¿Por Qué No Debes Besar a una Persona Fallecida? Lo Que Dicen los Médicos y la Ciencia
El fallecimiento de un ser querido es uno de los momentos más difíciles que puede enfrentar cualquier persona. En medio del dolor, es común querer tener un último contacto físico: acariciar, tomar la mano o incluso besar al ser amado como una despedida. Sin embargo, los expertos médicos y forenses advierten sobre los riesgos que puede implicar besar a una persona fallecida. Aunque pueda parecer un acto de amor y respeto, la ciencia señala varias razones por las cuales no es recomendable hacerlo.
En este artículo te explicamos con claridad por qué los médicos desaconsejan besar a un cadáver, cuáles son los riesgos reales para la salud, y qué alternativas más seguras existen para despedirse de un ser querido sin ponerte en peligro.
El cuerpo después de la muerte: lo que no se ve
Cuando una persona fallece, su cuerpo empieza a atravesar por un proceso natural de descomposición.
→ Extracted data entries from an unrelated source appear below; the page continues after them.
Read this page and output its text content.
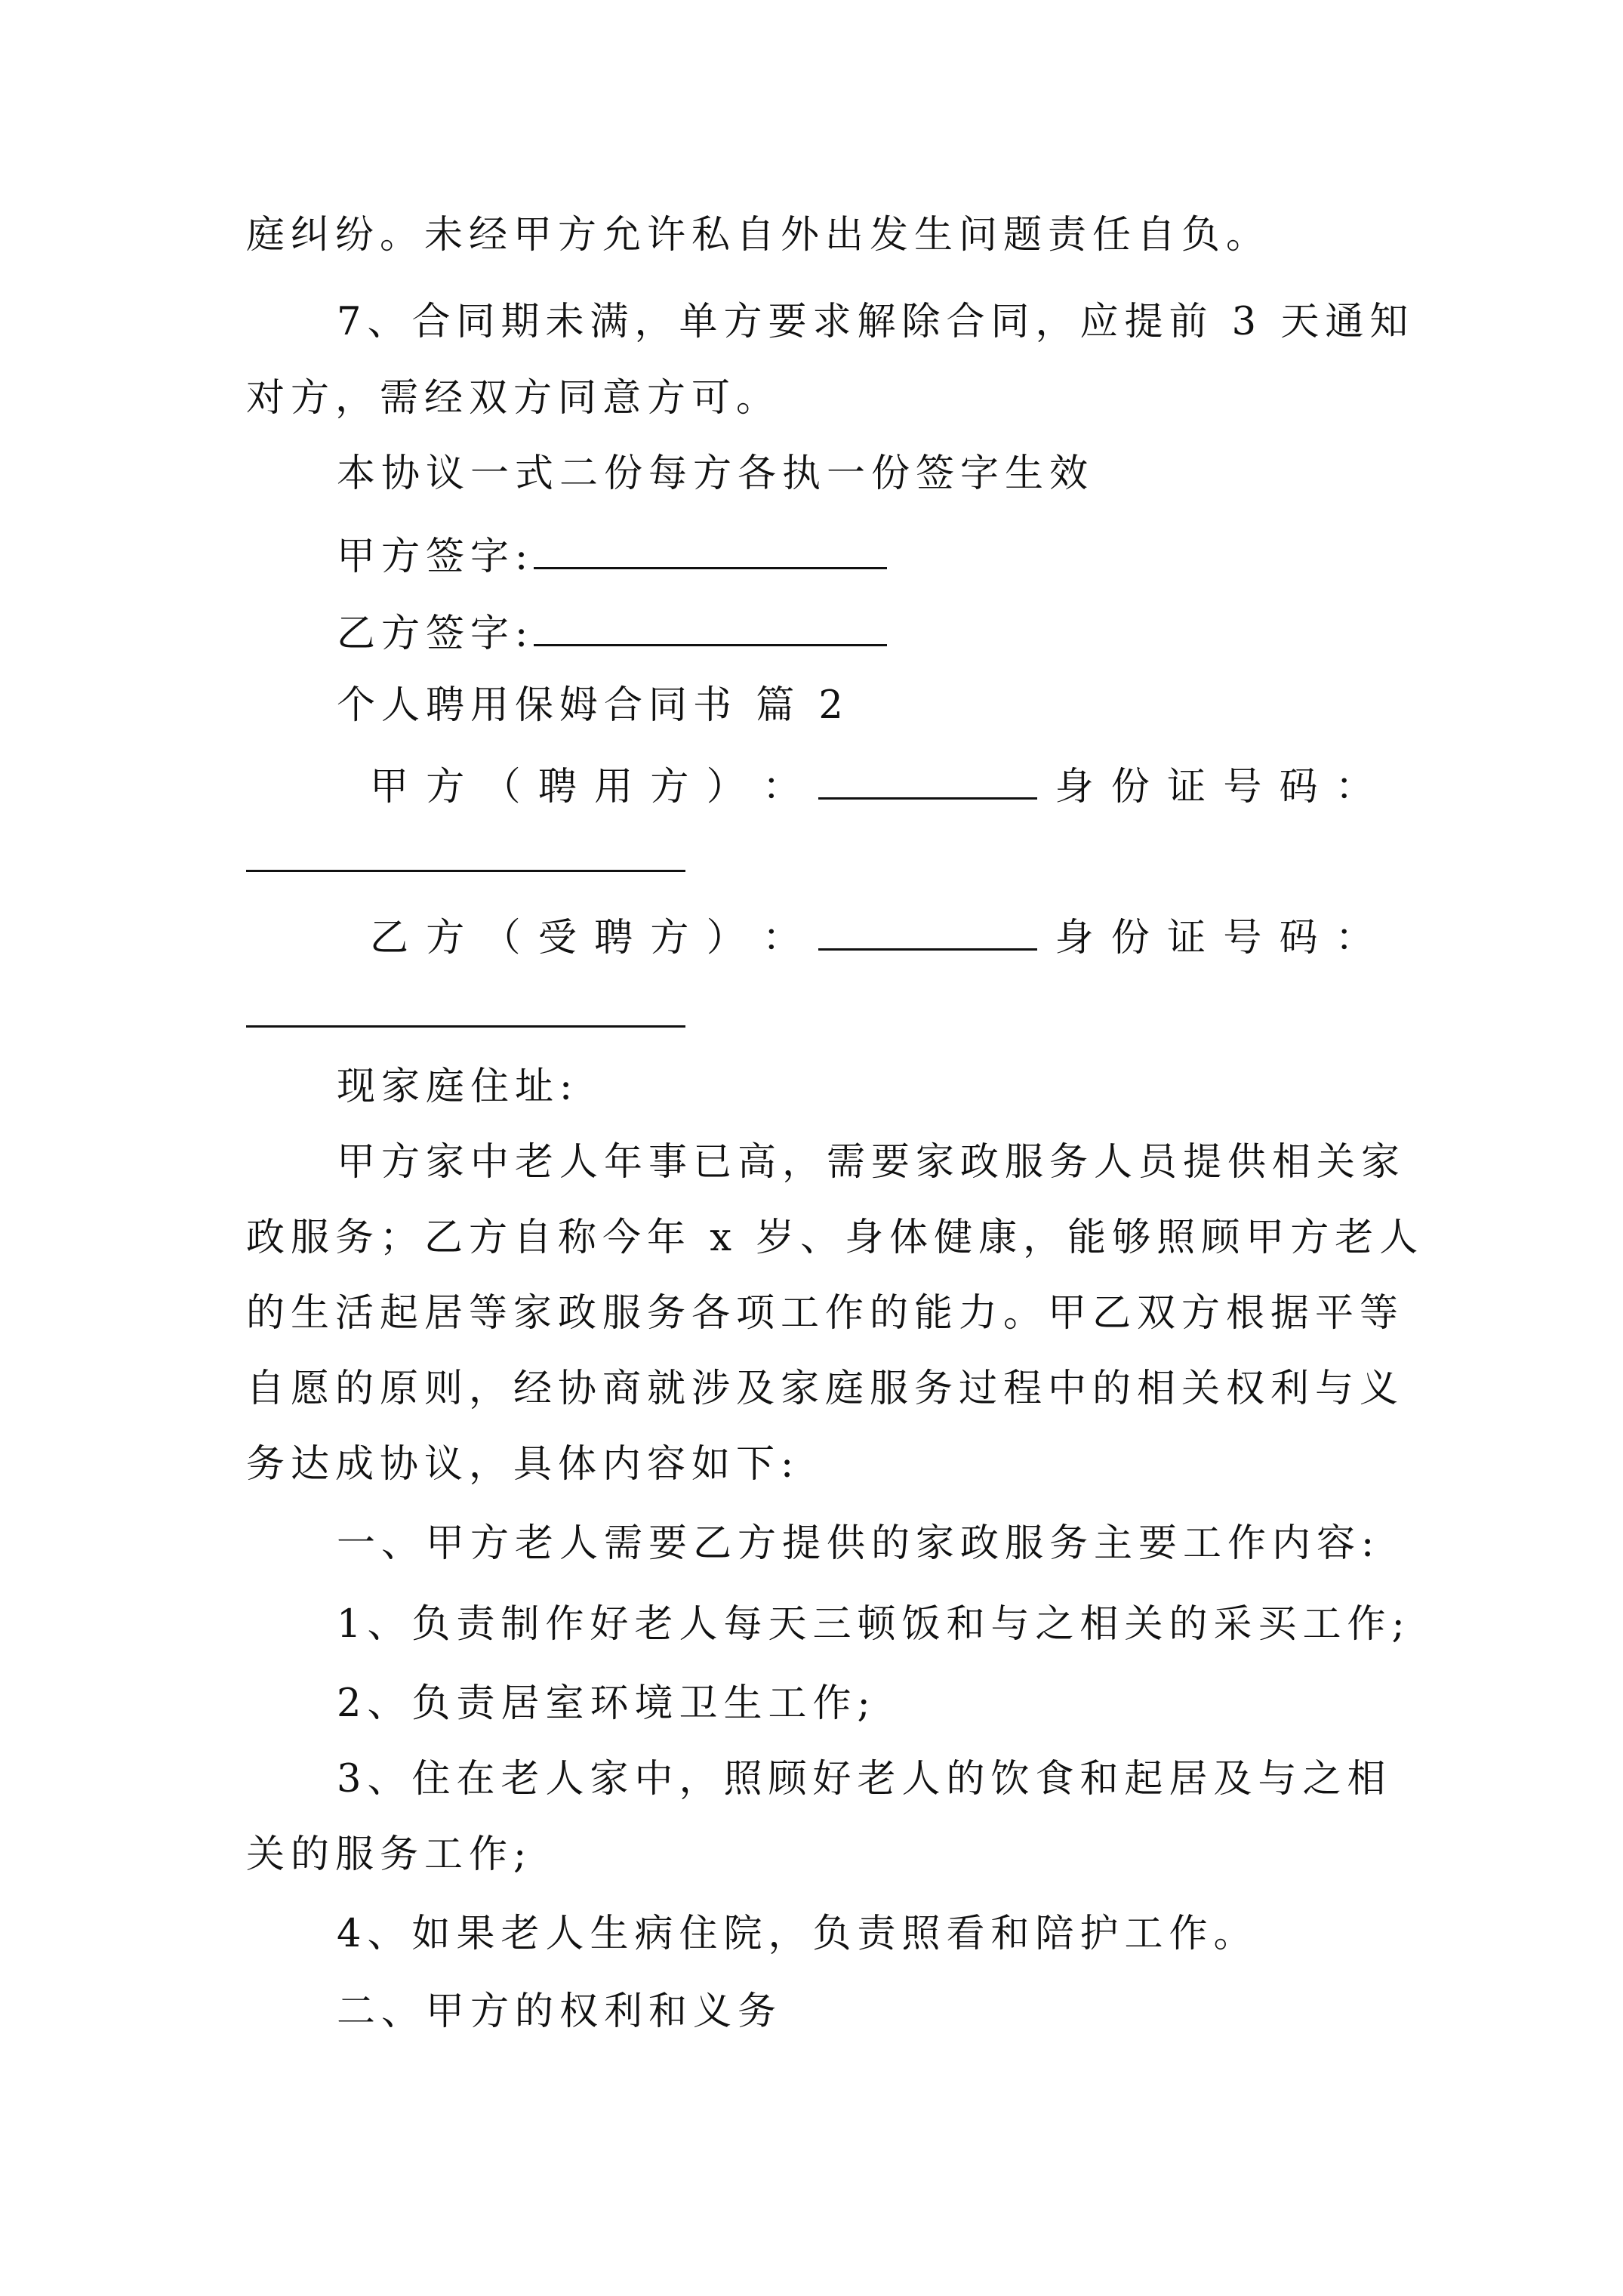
庭纠纷。未经甲方允许私自外出发生问题责任自负。
7、合同期未满，单方要求解除合同，应提前 3 天通知
对方，需经双方同意方可。
本协议一式二份每方各执一份签字生效
甲方签字:
乙方签字:
个人聘用保姆合同书 篇 2
甲 方 （ 聘 用 方 ） ：	身 份 证 号 码 ：
乙 方 （ 受 聘 方 ） ：	身 份 证 号 码 ：
现家庭住址:
甲方家中老人年事已高，需要家政服务人员提供相关家
政服务；乙方自称今年 x 岁、身体健康，能够照顾甲方老人
的生活起居等家政服务各项工作的能力。甲乙双方根据平等
自愿的原则，经协商就涉及家庭服务过程中的相关权利与义
务达成协议，具体内容如下:
一、甲方老人需要乙方提供的家政服务主要工作内容:
1、负责制作好老人每天三顿饭和与之相关的采买工作;
2、负责居室环境卫生工作;
3、住在老人家中，照顾好老人的饮食和起居及与之相
关的服务工作;
4、如果老人生病住院，负责照看和陪护工作。
二、甲方的权利和义务
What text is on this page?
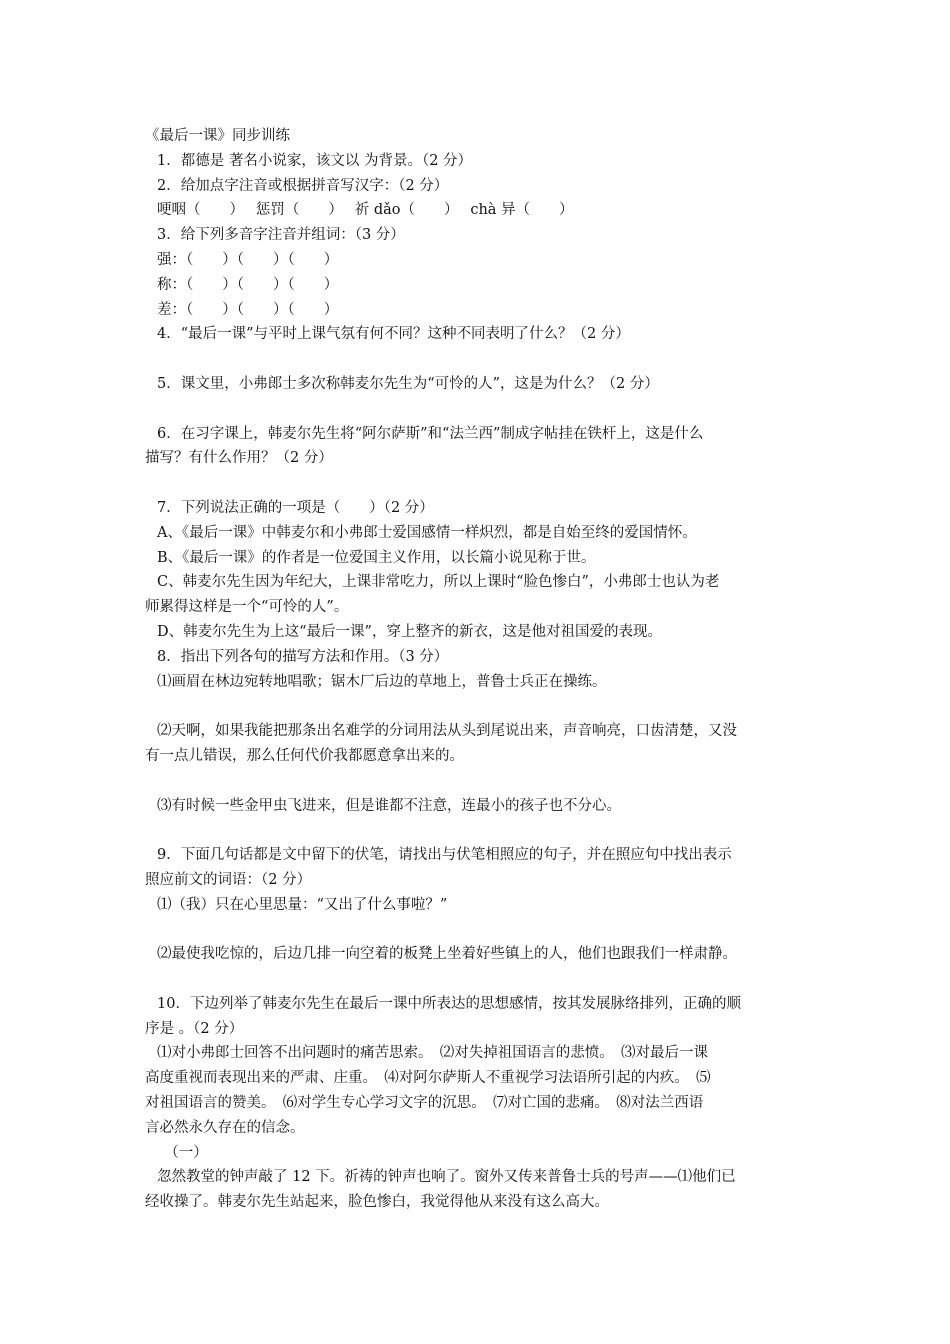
《最后一课》同步训练
1．都德是 著名小说家，该文以 为背景。（2 分）
2．给加点字注音或根据拼音写汉字：（2 分）
哽咽（　　）　 惩罚（　　）　 祈 dǎo（　　）　 chà 异（　　）
3．给下列多音字注音并组词：（3 分）
强：（　　）（　　）（　　）
称：（　　）（　　）（　　）
差：（　　）（　　）（　　）
4．“最后一课”与平时上课气氛有何不同？这种不同表明了什么？（2 分）
5．课文里，小弗郎士多次称韩麦尔先生为“可怜的人”，这是为什么？（2 分）
6．在习字课上，韩麦尔先生将“阿尔萨斯”和“法兰西”制成字帖挂在铁杆上，这是什么
描写？有什么作用？（2 分）
7．下列说法正确的一项是（　　）（2 分）
A、《最后一课》中韩麦尔和小弗郎士爱国感情一样炽烈，都是自始至终的爱国情怀。
B、《最后一课》的作者是一位爱国主义作用，以长篇小说见称于世。
C、韩麦尔先生因为年纪大，上课非常吃力，所以上课时“脸色惨白”，小弗郎士也认为老
师累得这样是一个“可怜的人”。
D、韩麦尔先生为上这“最后一课”，穿上整齐的新衣，这是他对祖国爱的表现。
8．指出下列各句的描写方法和作用。（3 分）
⑴画眉在林边宛转地唱歌；锯木厂后边的草地上，普鲁士兵正在操练。
⑵天啊，如果我能把那条出名难学的分词用法从头到尾说出来，声音响亮，口齿清楚，又没
有一点儿错误，那么任何代价我都愿意拿出来的。
⑶有时候一些金甲虫飞进来，但是谁都不注意，连最小的孩子也不分心。
9．下面几句话都是文中留下的伏笔，请找出与伏笔相照应的句子，并在照应句中找出表示
照应前文的词语：（2 分）
⑴（我）只在心里思量：“又出了什么事啦？”
⑵最使我吃惊的，后边几排一向空着的板凳上坐着好些镇上的人，他们也跟我们一样肃静。
10．下边列举了韩麦尔先生在最后一课中所表达的思想感情，按其发展脉络排列，正确的顺
序是 。（2 分）
⑴对小弗郎士回答不出问题时的痛苦思索。　⑵对失掉祖国语言的悲愤。　⑶对最后一课
高度重视而表现出来的严肃、庄重。　⑷对阿尔萨斯人不重视学习法语所引起的内疚。　⑸
对祖国语言的赞美。　⑹对学生专心学习文字的沉思。　⑺对亡国的悲痛。　⑻对法兰西语
言必然永久存在的信念。
　（一）
忽然教堂的钟声敲了 12 下。祈祷的钟声也响了。窗外又传来普鲁士兵的号声——⑴他们已
经收操了。韩麦尔先生站起来，脸色惨白，我觉得他从来没有这么高大。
Esto comienza poco tiempo después del cese de funciones vitales como la circulación, la respiración y el sistema inmune. A las pocas horas, el cuerpo se convierte en un ambiente favorable para el crecimiento de bacterias, muchas de las cuales pueden ser peligrosas para los vivos.
Aunque visualmente una persona recién fallecida pueda parecer “en paz” o “dormida”, internamente su organismo ya ha comenzado a cambiar. Las bacterias del tracto digestivo y otras zonas del cuerpo se multiplican rápidamente, iniciando procesos de fermentación y producción de gases. También pueden liberarse patógenos que antes estaban controlados por el sistema inmunológico.
¿Qué dicen los médicos sobre besar un cuerpo sin vida?
Los médicos, patólogos y expertos en medicina forense coinciden: besar a una persona fallecida implica riesgos biológicos. Aunque en muchos casos la posibilidad de contagio es baja, especialmente si el cuerpo fue tratado por profesionales y refrigerado adecuadamente, el riesgo no desaparece por completo.
Las razones más importantes por las que no se recomienda besar a un fallecido son:
Posibilidad de enfermedades infecciosas
Si la persona murió a causa de una enfermedad contagiosa como tuberculosis, VIH, hepatitis B o C, meningitis o alguna infección respiratoria grave, aún después de la muerte pueden existir microorganismos activos en la saliva, sangre o secreciones. El contacto cercano, especialmente a través de un beso en la boca o la cara, puede permitir el ingreso de estos patógenos a tu organismo.
Presencia de bacterias y toxinas
Aun cuando la causa de muerte no haya sido una enfermedad infecciosa, el cuerpo humano alberga naturalmente millones de bacterias que, tras la muerte, comienzan a actuar sin control. Algunas de estas pueden provocar infecciones si entran en contacto con mucosas (labios, ojos, nariz) o heridas abiertas.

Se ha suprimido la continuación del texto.